Jedyna powieść Oscara Wilde’a wydaje się być wymarzonym materiałem dla filmowców. Wciąż aktualna i kontrowersyjna; wciąż inspirująca kolejne pokolenia czytelników do wszelkiej maści ryzykownych eksperymentów. W dodatku pełna seksu, przemocy, narkotyków… Tymczasem manifest Wilde’a zaskakująco skutecznie opiera się próbom przełożenia go na język kina. Wydawało się, że to właśnie adaptacja Parkera przełamie tę sytuację. Realizowana za duże pieniądze z udziałem fenomenalnego Colina Firtha. I przede wszystkim: nieskrępowana obecną jeszcze do niedawna w wysokobudżetowym kinie cenzurą obyczajową.
Parker uniknął najgorszego błędu swoich poprzedników. Odrzucił obecny w dotychczasowych adaptacjach Portretu Doriana Gray’a moralizatorski ton. Zrealizował obraz śmiały obyczajowo, powstrzymał się przed zbyt dosłowną oceną poczynań bohaterów. Co z tego, skoro popełnił błąd dalece gorszy: nie podjął najmniejszej nawet próby zrozumienia przekazu Wilde’a. A odarte z kontekstu, pozbawione wszelkiej subtelności nieśmiertelne Wilde’owskie bon moty brzmią… no cóż, brzmią najzwyczajniej głupio. Historia zmysłowej inicjacji Doriana była dla Wilde’a jedynie pretekstem, by podjąć szersze rozważania na temat przekraczania granic percepcji i moralności. Dla Parkera jest ona pretekstem dla ukazania całego szeregu erotyczno-narkotycznych scen, z których naprawdę niewiele wynika. Po filozofii Wilde’a (który upatrywał w przekraczaniu granic pożywkę dla twórczości artystycznej) nie ma tu nawet śladu. Parker z czasem odsłania karty: jego adaptacja ma być przede wszystkim dynamiczną rozrywką dla nastolatków zapatrzonych w Sagę Zmierzch, czy serial True Blood. I do takiej właśnie estetyki coraz częściej odwołują się twórcy. Z początku intrygująca, rozpisana na smyczki muzyka z czasem zostaje wzbogacona o heavy metalowe tony, surduty bohaterów coraz bardziej przypominają kostiumy współczesnych gwiazd rocka. A całość staje się nie zamierzenie groteskowa.

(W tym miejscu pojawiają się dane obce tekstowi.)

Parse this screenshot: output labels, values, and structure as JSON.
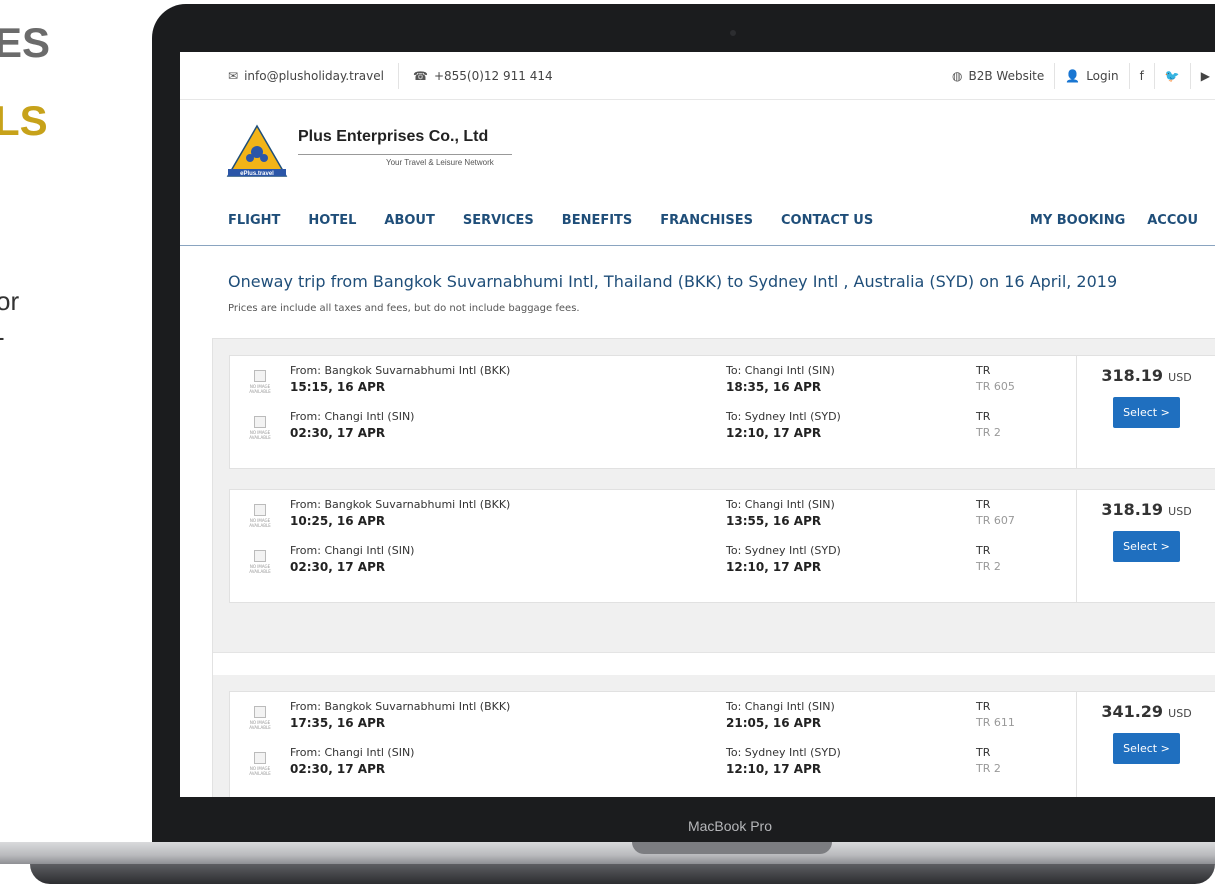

Słabo też radzą sobie aktorzy. Barnes wypada korzystnie na samym początku, jako świeżo przybyły z prowincji, naiwny młody chłopiec. Ale przypisanej mu później przemiany nie jest w stanie unieść. Pod wpływem natłoku zmysłowych wrażeń coraz mocniej wytrzeszcza oczy. I tyle. Pomnaża tym jedynie wrażenie niezamierzonej śmieszności. Ale Barnes to tylko aktualnie modny amant. Gorzej, że na chybionej tonacji opiera swą kreację (tak rewelacyjny ostatnio choćby w Samotnym mężczyźnie) Colin Firth. Firth, jakby na przekór narzuconej przez Parkera konwencji, gra bardzo teatralnie. Słynne Wilde’owskie aforyzmy poprzedza wystudiowanymi pauzami… jak zwykle ma wiele klasy, ale najzwyczajniej nie pasuje do tej, w gruncie rzeczy mocno hollywoodzkiej, adaptacji. Gwoździem do trumny są efekty specjalne. Przejmujący na siebie zmiany aparycji Doriana portret robi groźne miny, dyszy i krzyczy. Ma to być przerażające, a jest najzwyczajniej śmieszne.
Co nie znaczy, że jest to zupełnie chybiony film. Z pewnością odstręczy zwolenników książki, ale powinien zadowolić nie znających literackiego pierwowzoru fanów współczesnego oblicza romantycznego horroru a la wspomniana Saga Zmierzch. Sam Oscar Wilde oglądając go z pewnością przewróciłby się w grobie. Do czego na szczęście nie dojdzie: autor Portretu… nie wierzył w życie pozagrobowe.